Note that the data of the preceding URL has been encoded, and @ is converted to % 40.

Send an email to the recipient specified by the user based on the received data. Finally, all send_email.htm does is extract data and then use the data to complete an action. It does not care where the request comes from, and it only cares about the received request. This means that even if the above URL is manually entered by the user to his browser, example.com will also send an email as usual. For example, if the user clicks three URLs in the address bar of the browser, the send_email.htm page will send three emails (sent to Bob, Alice, and Carol respectively ):

http://example.com/send_email.htm?to=bob%40example.com&subject=hi+Bob&msg=test http://example.com/send_email.htm?to=alice%40example.com&subject=hi+Alice&msg=test http://example.com/send_email.htm?to=carol%40example.com&subject=hi+Carol&msg=test

Here, the csrf attack occurs.

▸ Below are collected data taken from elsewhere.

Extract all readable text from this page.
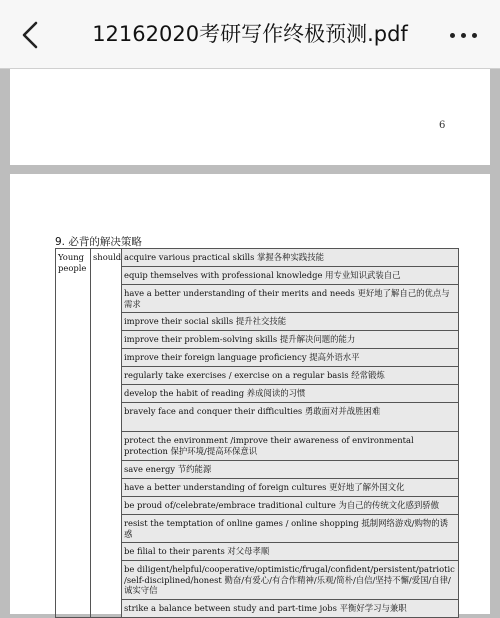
12162020考研写作终极预测.pdf
6
9. 必背的解决策略
Young people	should	acquire various practical skills 掌握各种实践技能
equip themselves with professional knowledge 用专业知识武装自己
have a better understanding of their merits and needs 更好地了解自己的优点与需求
improve their social skills 提升社交技能
improve their problem-solving skills 提升解决问题的能力
improve their foreign language proficiency 提高外语水平
regularly take exercises / exercise on a regular basis 经常锻炼
develop the habit of reading 养成阅读的习惯
bravely face and conquer their difficulties 勇敢面对并战胜困难
protect the environment /improve their awareness of environmental protection 保护环境/提高环保意识
save energy 节约能源
have a better understanding of foreign cultures 更好地了解外国文化
be proud of/celebrate/embrace traditional culture 为自己的传统文化感到骄傲
resist the temptation of online games / online shopping 抵制网络游戏/购物的诱惑
be filial to their parents 对父母孝顺
be diligent/helpful/cooperative/optimistic/frugal/confident/persistent/patriotic /self-disciplined/honest 勤奋/有爱心/有合作精神/乐观/简朴/自信/坚持不懈/爱国/自律/诚实守信
strike a balance between study and part-time jobs 平衡好学习与兼职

The original cause is that send_email.htm extracts all received data and sends an email. The cursor does not check the data in the form of the compose.htm page. For this reason, the attacker only needs to allow the user to send a request to send_email.htm. then, the send_email.htm page will cause example.com to send an email. It is important that the email is sent with the username and contains the attacker's role.